Bloomberg reported today (June 28) that Singapore-based marketplace Carousell is considering a US listing via a merger with a blank-cheque company, according to people with knowledge of the matter.
The startup is allegedly working with an adviser on the potential transaction that could value the company at as much as US$1.5 billion.
Discussions are preliminary and details of Carousell’s listing plans could change, said the people involved.
Last September, South Korean tech giant Naver led a US$80 million (S$108 million) investment round into Carousell. The funding round brought Carousell’s total valuation to US$900 million (S$1.22 billion).
Currently, Carousell is backed by Telenor Group, Rakuten Ventures, Naver, Sequoia Capital, and Naspers.
Launched in 2012, Carousell is an online marketplace for buying and selling new and secondhand goods.
The marketplace covers an impressive number of categories of goods and services from travel to luxury to educational programs, to food and even job posting.
It is now one of the world’s largest and fastest marketplaces in Southeast Asia. Headquartered in Singapore, it also operates in Malaysia, Indonesia, the Philippines, Cambodia, Taiwan, Hong Kong, Macau, Australia, New Zealand and Canada.

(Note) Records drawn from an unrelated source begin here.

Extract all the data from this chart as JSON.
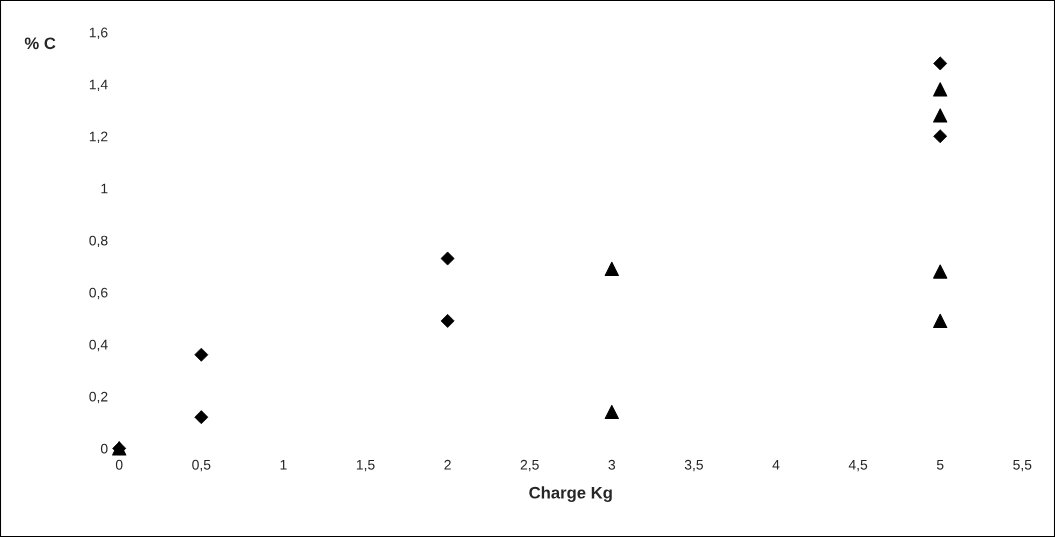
{
  "chart_data": {
    "type": "scatter",
    "xlabel": "Charge Kg",
    "ylabel": "% C",
    "series": [
      {
        "color": "#000000",
        "marker": "diamond",
        "x": [
          0,
          0.5,
          0.5,
          2,
          2,
          5,
          5
        ],
        "values": [
          0,
          0.36,
          0.12,
          0.73,
          0.49,
          1.48,
          1.2
        ]
      },
      {
        "color": "#000000",
        "marker": "triangle",
        "x": [
          0,
          3,
          3,
          5,
          5,
          5,
          5
        ],
        "values": [
          0,
          0.69,
          0.14,
          1.38,
          1.28,
          0.68,
          0.49
        ]
      }
    ],
    "xlim": [
      0,
      5.5
    ],
    "ylim": [
      0,
      1.6
    ],
    "xticks": [
      0,
      {
        "value": 0.5,
        "label": "0,5"
      },
      1,
      {
        "value": 1.5,
        "label": "1,5"
      },
      2,
      {
        "value": 2.5,
        "label": "2,5"
      },
      3,
      {
        "value": 3.5,
        "label": "3,5"
      },
      4,
      {
        "value": 4.5,
        "label": "4,5"
      },
      5,
      {
        "value": 5.5,
        "label": "5,5"
      }
    ],
    "yticks": [
      0,
      {
        "value": 0.2,
        "label": "0,2"
      },
      {
        "value": 0.4,
        "label": "0,4"
      },
      {
        "value": 0.6,
        "label": "0,6"
      },
      {
        "value": 0.8,
        "label": "0,8"
      },
      1,
      {
        "value": 1.2,
        "label": "1,2"
      },
      {
        "value": 1.4,
        "label": "1,4"
      },
      {
        "value": 1.6,
        "label": "1,6"
      }
    ],
    "grid": false,
    "legend": false
  }
}
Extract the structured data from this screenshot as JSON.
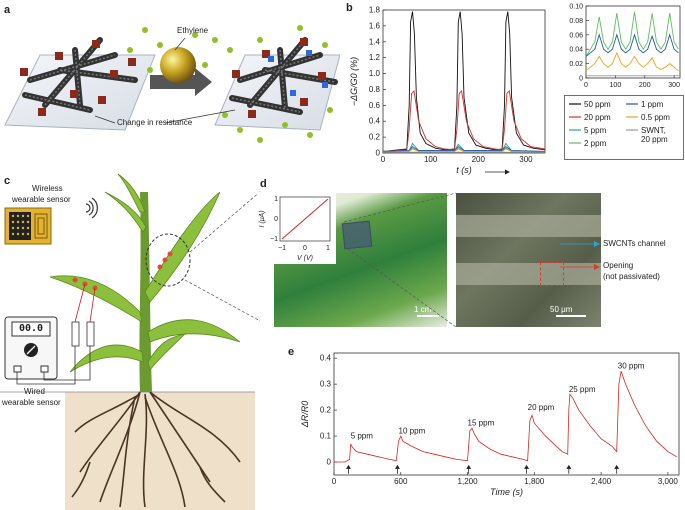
{
  "panels": {
    "a": "a",
    "b": "b",
    "c": "c",
    "d": "d",
    "e": "e"
  },
  "panel_a": {
    "ethylene_label": "Ethylene",
    "resistance_label": "Change in resistance"
  },
  "panel_c": {
    "wireless_label_1": "Wireless",
    "wireless_label_2": "wearable sensor",
    "meter_display": "00.0",
    "wired_label_1": "Wired",
    "wired_label_2": "wearable sensor"
  },
  "panel_d": {
    "inset_ylabel": "I (μA)",
    "inset_xlabel": "V (V)",
    "inset_xticks": [
      "−1",
      "0",
      "1"
    ],
    "inset_yticks": [
      "1",
      "0",
      "−1"
    ],
    "scale_left": "1 cm",
    "scale_right": "50 μm",
    "channel_label": "SWCNTs channel",
    "opening_label_1": "Opening",
    "opening_label_2": "(not passivated)"
  },
  "chart_data": [
    {
      "id": "b-main",
      "type": "line",
      "xlabel": "t (s)",
      "ylabel": "−ΔG/G0 (%)",
      "xlim": [
        0,
        340
      ],
      "ylim": [
        0,
        1.8
      ],
      "xticks": [
        "0",
        "100",
        "200",
        "300"
      ],
      "yticks": [
        "0",
        "0.2",
        "0.4",
        "0.6",
        "0.8",
        "1.0",
        "1.2",
        "1.4",
        "1.6",
        "1.8"
      ],
      "series": [
        {
          "name": "50 ppm",
          "color": "#111111",
          "x": [
            0,
            50,
            55,
            58,
            62,
            66,
            70,
            78,
            90,
            110,
            130,
            150,
            155,
            158,
            162,
            166,
            170,
            180,
            195,
            215,
            235,
            250,
            255,
            258,
            262,
            266,
            270,
            280,
            295,
            315,
            340
          ],
          "y": [
            0.02,
            0.05,
            0.6,
            1.65,
            1.78,
            1.5,
            0.7,
            0.25,
            0.12,
            0.06,
            0.04,
            0.05,
            0.6,
            1.65,
            1.78,
            1.5,
            0.7,
            0.25,
            0.1,
            0.06,
            0.04,
            0.05,
            0.6,
            1.65,
            1.78,
            1.5,
            0.7,
            0.25,
            0.1,
            0.06,
            0.04
          ]
        },
        {
          "name": "20 ppm",
          "color": "#d0342c",
          "x": [
            0,
            50,
            55,
            60,
            65,
            75,
            90,
            110,
            130,
            150,
            155,
            160,
            165,
            175,
            190,
            210,
            235,
            250,
            255,
            260,
            265,
            275,
            290,
            310,
            340
          ],
          "y": [
            0.02,
            0.04,
            0.3,
            0.75,
            0.78,
            0.4,
            0.18,
            0.08,
            0.05,
            0.04,
            0.3,
            0.75,
            0.78,
            0.4,
            0.18,
            0.08,
            0.05,
            0.04,
            0.3,
            0.75,
            0.78,
            0.4,
            0.18,
            0.08,
            0.05
          ]
        },
        {
          "name": "5 ppm",
          "color": "#2aa6a0",
          "x": [
            0,
            55,
            62,
            75,
            150,
            158,
            170,
            250,
            258,
            270,
            340
          ],
          "y": [
            0.02,
            0.03,
            0.12,
            0.03,
            0.03,
            0.11,
            0.03,
            0.03,
            0.12,
            0.03,
            0.02
          ]
        },
        {
          "name": "2 ppm",
          "color": "#5fbf5b",
          "x": [
            0,
            55,
            62,
            75,
            150,
            158,
            170,
            250,
            258,
            270,
            340
          ],
          "y": [
            0.02,
            0.02,
            0.06,
            0.02,
            0.02,
            0.06,
            0.02,
            0.02,
            0.06,
            0.02,
            0.02
          ]
        },
        {
          "name": "1 ppm",
          "color": "#2458a6",
          "x": [
            0,
            55,
            62,
            75,
            150,
            158,
            170,
            250,
            258,
            270,
            340
          ],
          "y": [
            0.02,
            0.03,
            0.08,
            0.03,
            0.03,
            0.08,
            0.03,
            0.03,
            0.08,
            0.03,
            0.02
          ]
        },
        {
          "name": "0.5 ppm",
          "color": "#f0a020",
          "x": [
            0,
            55,
            62,
            75,
            150,
            158,
            170,
            250,
            258,
            270,
            340
          ],
          "y": [
            0.01,
            0.02,
            0.05,
            0.02,
            0.02,
            0.05,
            0.02,
            0.02,
            0.05,
            0.02,
            0.01
          ]
        },
        {
          "name": "SWNT, 20 ppm",
          "color": "#999999",
          "x": [
            0,
            340
          ],
          "y": [
            0.01,
            0.01
          ]
        }
      ],
      "legend": [
        {
          "label": "50 ppm",
          "color": "#111111"
        },
        {
          "label": "1 ppm",
          "color": "#2458a6"
        },
        {
          "label": "20 ppm",
          "color": "#d0342c"
        },
        {
          "label": "0.5 ppm",
          "color": "#f0a020"
        },
        {
          "label": "5 ppm",
          "color": "#2aa6a0"
        },
        {
          "label": "SWNT,",
          "color": "#999999",
          "label2": "20 ppm"
        },
        {
          "label": "2 ppm",
          "color": "#5fbf5b"
        }
      ]
    },
    {
      "id": "b-inset",
      "type": "line",
      "xlim": [
        0,
        320
      ],
      "ylim": [
        0,
        0.1
      ],
      "xticks": [
        "0",
        "100",
        "200",
        "300"
      ],
      "yticks": [
        "0",
        "0.02",
        "0.04",
        "0.06",
        "0.08",
        "0.10"
      ],
      "series": [
        {
          "name": "2 ppm",
          "color": "#5fbf5b",
          "x": [
            0,
            15,
            30,
            45,
            60,
            75,
            90,
            105,
            120,
            135,
            150,
            165,
            180,
            195,
            210,
            225,
            240,
            255,
            270,
            285,
            300,
            315
          ],
          "y": [
            0.03,
            0.04,
            0.05,
            0.085,
            0.05,
            0.04,
            0.05,
            0.09,
            0.05,
            0.04,
            0.05,
            0.092,
            0.05,
            0.04,
            0.05,
            0.09,
            0.05,
            0.04,
            0.05,
            0.09,
            0.05,
            0.04
          ]
        },
        {
          "name": "1 ppm",
          "color": "#2458a6",
          "x": [
            0,
            15,
            30,
            45,
            60,
            75,
            90,
            105,
            120,
            135,
            150,
            165,
            180,
            195,
            210,
            225,
            240,
            255,
            270,
            285,
            300,
            315
          ],
          "y": [
            0.03,
            0.035,
            0.04,
            0.06,
            0.04,
            0.035,
            0.04,
            0.06,
            0.04,
            0.035,
            0.04,
            0.06,
            0.04,
            0.035,
            0.04,
            0.058,
            0.04,
            0.035,
            0.04,
            0.06,
            0.04,
            0.035
          ]
        },
        {
          "name": "0.5 ppm",
          "color": "#f0a020",
          "x": [
            0,
            15,
            30,
            45,
            60,
            75,
            90,
            105,
            120,
            135,
            150,
            165,
            180,
            195,
            210,
            225,
            240,
            255,
            270,
            285,
            300,
            315
          ],
          "y": [
            0.01,
            0.015,
            0.02,
            0.03,
            0.02,
            0.015,
            0.02,
            0.035,
            0.02,
            0.015,
            0.02,
            0.03,
            0.02,
            0.015,
            0.02,
            0.028,
            0.015,
            0.012,
            0.015,
            0.02,
            0.015,
            0.01
          ]
        },
        {
          "name": "SWNT, 20 ppm",
          "color": "#999999",
          "x": [
            0,
            320
          ],
          "y": [
            0.003,
            0.003
          ]
        }
      ]
    },
    {
      "id": "e",
      "type": "line",
      "xlabel": "Time (s)",
      "ylabel": "ΔR/R0",
      "xlim": [
        0,
        3100
      ],
      "ylim": [
        -0.05,
        0.42
      ],
      "xticks": [
        "0",
        "600",
        "1,200",
        "1,800",
        "2,400",
        "3,000"
      ],
      "yticks": [
        "0",
        "0.1",
        "0.2",
        "0.3",
        "0.4"
      ],
      "series": [
        {
          "name": "response",
          "color": "#d6261f",
          "x": [
            0,
            100,
            140,
            150,
            160,
            200,
            300,
            400,
            500,
            560,
            580,
            600,
            620,
            700,
            800,
            900,
            1000,
            1100,
            1200,
            1220,
            1240,
            1260,
            1300,
            1400,
            1500,
            1600,
            1700,
            1740,
            1760,
            1780,
            1800,
            1900,
            2000,
            2050,
            2100,
            2110,
            2120,
            2140,
            2200,
            2300,
            2400,
            2500,
            2540,
            2560,
            2580,
            2620,
            2700,
            2800,
            2900,
            3000,
            3080
          ],
          "y": [
            0.0,
            0.0,
            0.01,
            0.07,
            0.06,
            0.04,
            0.03,
            0.02,
            0.01,
            0.005,
            0.08,
            0.1,
            0.08,
            0.06,
            0.04,
            0.03,
            0.02,
            0.01,
            0.005,
            0.12,
            0.13,
            0.11,
            0.08,
            0.05,
            0.03,
            0.02,
            0.01,
            0.005,
            0.16,
            0.18,
            0.15,
            0.1,
            0.06,
            0.04,
            0.03,
            0.2,
            0.26,
            0.25,
            0.2,
            0.14,
            0.09,
            0.06,
            0.04,
            0.3,
            0.35,
            0.3,
            0.22,
            0.14,
            0.08,
            0.04,
            0.02
          ]
        }
      ],
      "annotations": [
        {
          "label": "5 ppm",
          "x": 150,
          "y": 0.09
        },
        {
          "label": "10 ppm",
          "x": 580,
          "y": 0.11
        },
        {
          "label": "15 ppm",
          "x": 1200,
          "y": 0.14
        },
        {
          "label": "20 ppm",
          "x": 1740,
          "y": 0.2
        },
        {
          "label": "25 ppm",
          "x": 2110,
          "y": 0.27
        },
        {
          "label": "30 ppm",
          "x": 2550,
          "y": 0.36
        }
      ],
      "arrows_x": [
        130,
        570,
        1210,
        1730,
        2110,
        2540
      ]
    }
  ]
}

Going public in US via SPAC mergers
Carousell follows in the footsteps of ride-hailing giant Grab, which also announced its plans to go public in the US via a SPAC merger in April.
It is set to go public through a SPAC merger with Altimeter Growth Corp. with a valuation of close to US$40 billion.
This will be the largest SPAC deal and also the largest US equity offering by a company from Southeast Asia.
A SPAC is a blank-cheque, shell company that is set up to raise capital in order to acquire private companies. SPACs have risen in popularity because they greatly reduce the time it takes for a company to get listed on the stock exchange.
In 2020, 219 companies raised a total of US$73 billion — a 462 per cent year-over-year jump — outpacing traditional IPOs by US$6 billion.